As if to say, "Money is of little consequence," he scooped up the coins and dumped them loose into another pocket.
Then Herman McCarthey, Drew, and the strangely reclaimed derelict sat down to discuss the various aspects of the case and map out plans.
As for Johnny, he felt a need for solitude. He left the shack, made his way to the street level, and there wandered amid the shadows that are a city street three hours before dawn.
For a long time he found himself incapable of thinking in a rational manner. The whole affair had come to him with the force of a blow on the head. That such a thing could have happened in a city in a civilized country seemed incredible, monstrous.
"A girl!" he fairly cried aloud, "A mere child in a birthday dress. She is at her post of duty. She sees a hand, a face. She is frightened. She screams. She is shot!"
In an instant his mind was made up. He would leave this city. He would leave all cities. Cities were all bad. Man has made them. Man is evil. God made the country. God is good.
"But no!" he cried. "I will not leave. I will never, never go from this city until those monsters are trapped like the beasts they are, and punished!"
Calmed by the firm resolve, he returned to the shack. There he listened quietly to the council of seasoned warriors as they mapped out a campaign in which he was to have a definite part.
When at last they all tumbled down upon bunks or in great chairs for a few winks of sleep, Johnny's eyes did not close at once. He was still thinking of the man with the hole in his hand. He had conceived a great and, beyond doubt, a just hatred for that man.
Upon what was this hatred based? Three counts. First, he had beaten Johnny up when his back was turned. He had not given him the least shade of a fighting chance. No person had so much as attempted this before. It should not go unpunished.
Far mightier was the second count. This man with his accomplice, the youth of the masked face, had shot a defenseless girl, and for no better reason than that she had screamed. The shot might prove fatal. For this, whether the girl died or not, these men deserved the electric chair.

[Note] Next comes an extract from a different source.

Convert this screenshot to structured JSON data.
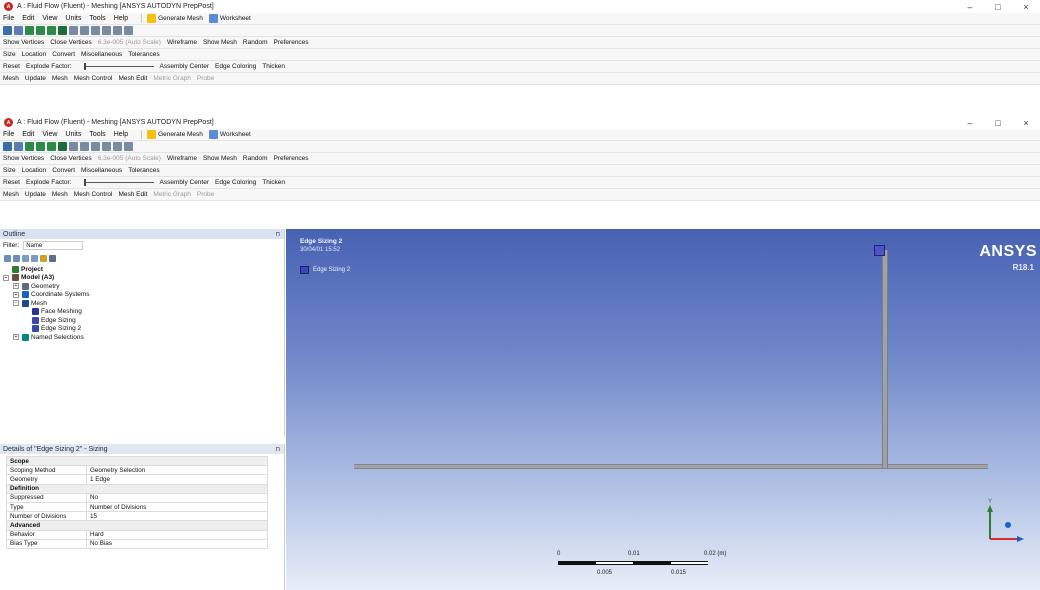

Third, and most important of all, based not at all upon revenge, but upon a desire for the good of all,--these were dangerous men. The man-killing tiger in his jungle is not more deadly. For this reason they must be speedily brought to justice.
Has anyone in all the world ever known better reasons for wishing to accomplish a given task than Johnny had as he entered upon this new field of endeavor?